Nikolaus, der älteste der sechs Auswanderer, wurde am 16. April 1891 in Moos als Sohn des Bauern Georg Langmandel geboren. Dieser hatte viel Unglück erlebt: Seine erst Frau Sybilla brachte vier Kinder zur Welt, von denen drei kurz nach der Geburt starben. Auch Sybilla selbst überlebte die letzte Geburt nur um wenige Monate. Georg heiratete erneut und hatte mit seiner zweiten Frau Apollonia 13 weitere Kinder, von denen wieder vier früh starben.
Eines dieser Kinder, der Emigrant Nikolaus, muss durch seine zehn Jahre ältere Schwester Magdalena mit dem Gedanken vertraut gewesen sein, dass man nicht unbedingt im Land der Vorfahren zu bleiben brauchte. Magdalena war als Missionarin der "Dienerinnen des Heiligen Geistes" in Steyl nach Neuguinea gegangen. Auch zwei ihrer vier Schwestern traten in Orden ein, Ottilie in der niederländischen Stadt Venlo, Theresia in Würzburg. Zufällig geschah Theresia Langmandels Eintritt in die Kongregation der Erlöserschwestern am 1. Oktober 1924, einen Monat nach der Auswanderung ihres Bruders Nikolaus.

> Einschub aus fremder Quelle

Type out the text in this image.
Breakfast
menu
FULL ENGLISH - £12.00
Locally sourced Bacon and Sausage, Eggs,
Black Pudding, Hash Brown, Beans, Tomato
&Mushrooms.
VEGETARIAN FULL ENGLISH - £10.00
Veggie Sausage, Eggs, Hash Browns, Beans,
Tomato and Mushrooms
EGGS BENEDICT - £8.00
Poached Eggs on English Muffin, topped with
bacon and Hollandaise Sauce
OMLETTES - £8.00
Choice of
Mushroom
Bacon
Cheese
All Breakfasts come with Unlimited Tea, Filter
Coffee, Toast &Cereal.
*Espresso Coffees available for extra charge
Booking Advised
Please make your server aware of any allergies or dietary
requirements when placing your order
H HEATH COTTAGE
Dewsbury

Offensichtlich wollte dieser sein Brot nicht als Landwirt in Moos verdienen. Laut Analia Langmandel machte er Abitur. Auch der fünf Jahre jüngere Bruder Leonhard hatte Höheres im Sinn: Er studierte, promovierte und trat in die Reichsfinanzverwaltung ein. Der 1888 geborene Bruder Michael, der im Ersten Weltkrieg ein Bein verloren hatte, studierte ebenfalls und leitete zuletzt als Oberstudiendirektor eine Schule. Nur das jüngste Kind, der 1901 geborene Hermann, blieb in Moos und führte die landwirtschaftliche Familientradition fort.
Kontakt zur Familie in Unterfranken blieb bestehen
Fotos aus dem Bestand von Analia Langmandel zeigen die Neuguinea-Missionarin Magdalena mit von ihr unterrichteten Kindern sowie Apollonia, die Mutter der Geschwister – Letztere in der in Moos üblichen Tracht. Die Auswanderer blieben in brieflichem Kontakt mit zurückgebliebenen Familienmitgliedern; in den Schreiben fanden sie außer Neuigkeiten aus der verlorenen Heimat auch Bilder wie diese.

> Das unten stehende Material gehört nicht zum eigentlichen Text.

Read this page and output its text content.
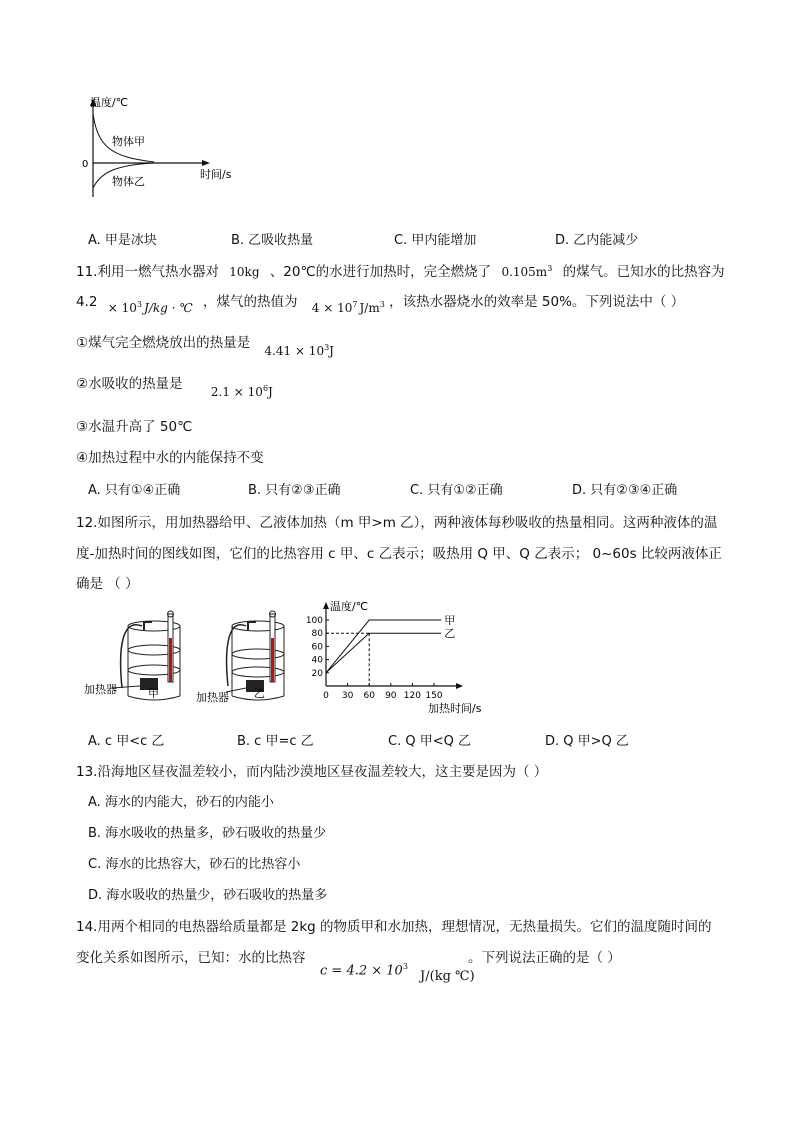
温度/℃
0
物体甲
物体乙
时间/s
A. 甲是冰块	B. 乙吸收热量	C. 甲内能增加	D. 乙内能减少
11.利用一燃气热水器对 10kg 、20℃的水进行加热时，完全燃烧了 $0.105m^3$ 的煤气。已知水的比热容为
$4.2 \times 10^3$ J/kg · ℃ ，煤气的热值为 $4 \times 10^7$ $J/m^3$ ，该热水器烧水的效率是 50%。下列说法中（ ）
①煤气完全燃烧放出的热量是 $4.41 \times 10^3J$
②水吸收的热量是 $2.1 \times 10^6J$
③水温升高了 50℃
④加热过程中水的内能保持不变
A. 只有①④正确	B. 只有②③正确	C. 只有①②正确	D. 只有②③④正确
12.如图所示，用加热器给甲、乙液体加热（m 甲>m 乙），两种液体每秒吸收的热量相同。这两种液体的温
度-加热时间的图线如图，它们的比热容用 c 甲、c 乙表示；吸热用 Q 甲、Q 乙表示； 0~60s 比较两液体正
确是 （ ）
加热器	甲	加热器 乙
20
40
60
80
100
0 30 60 90 120 150
甲
乙
温度/℃
加热时间/s
A. c 甲<c 乙	B. c 甲=c 乙	C. Q 甲<Q 乙	D. Q 甲>Q 乙
13.沿海地区昼夜温差较小，而内陆沙漠地区昼夜温差较大，这主要是因为（ ）
A. 海水的内能大，砂石的内能小
B. 海水吸收的热量多，砂石吸收的热量少
C. 海水的比热容大，砂石的比热容小
D. 海水吸收的热量少，砂石吸收的热量多
14.用两个相同的电热器给质量都是 2kg 的物质甲和水加热，理想情况，无热量损失。它们的温度随时间的
变化关系如图所示，已知：水的比热容	。下列说法正确的是（ ）
$c = 4.2 \times 10^3$ J/(kg ℃)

Nikolaus und Elsbeth, die aus der Gegend von Braunschweig stammte, hatten sich 1916 mitten im Ersten Weltkrieg in Metz kennengelernt, einer Stadt, die damals noch zu Deutschland gehörte und in deren Lazarett Elsbeth als freiwillige Sanitäterin arbeitete. Der junge Leutnant Nikolaus Langmandel war hier zeitweise stationiert, ebenso wie Elsbeths Vater, ebenfalls ein Leutnant.
Im Mai 1916 schenkte der aus einem streng katholischen Haus stammende Nikolaus der 24-jährigen Elsbeth Beese, in die er sich verliebt hatte und die er Else nannte, das Gebet- und Andachtsbüchlein "Stern des Heiles", das acht Jahre später die Reise nach Argentinien mitmachte und heute von der Enkelin Analia aufbewahrt wird. Im Februar 1917 fand die Hochzeit statt.
Die junge Familie wuchs schnell: Die Tochter Elisabeth wurde Ende 1917 noch in Metz geboren, der Sohn Gregor 1920 in Garching bei München, wo die Familie bis zu Nikolaus‘ Demobilisierung einige Zeit lebte. 1920 ließ man sich in Moos nieder, wo die Langmandels den Hof Nummer 4 besaßen, in dem bereits Angehörige wohnten. In Moos kamen zwei weitere Kinder zur Welt, die Söhne Hermann (1921) und Michael (1922).
Die vier Langmandel-Kinder wuchsen in einem typischen unterfränkischen Dorf auf, in dem kirchliche Feste sowie Aussaat und Ernte den Rhythmus des Lebens bestimmten. Außer der kleinen katholischen Kirche St. Nikolaus mit Altären von Johann Georg Auwera prägt vor allem das 1745 nach Plänen von Balthasar Neumann erbaute Gut Moos mit seinem schlossähnlichen Haupthaus den 1133 erstmals erwähnten Ort. Für das Gut, das ehemals den Prämonstratensern von Oberzell gehörte, arbeiteten Menschen aus Moos und Umgebung; seit Beginn des 19. Jahrhunderts ist es in Privatbesitz. Derzeit dient das Gut als großer Ausbildungs- und Pensionsstall, in dem bis zu 80 Pferde untergestellt werden.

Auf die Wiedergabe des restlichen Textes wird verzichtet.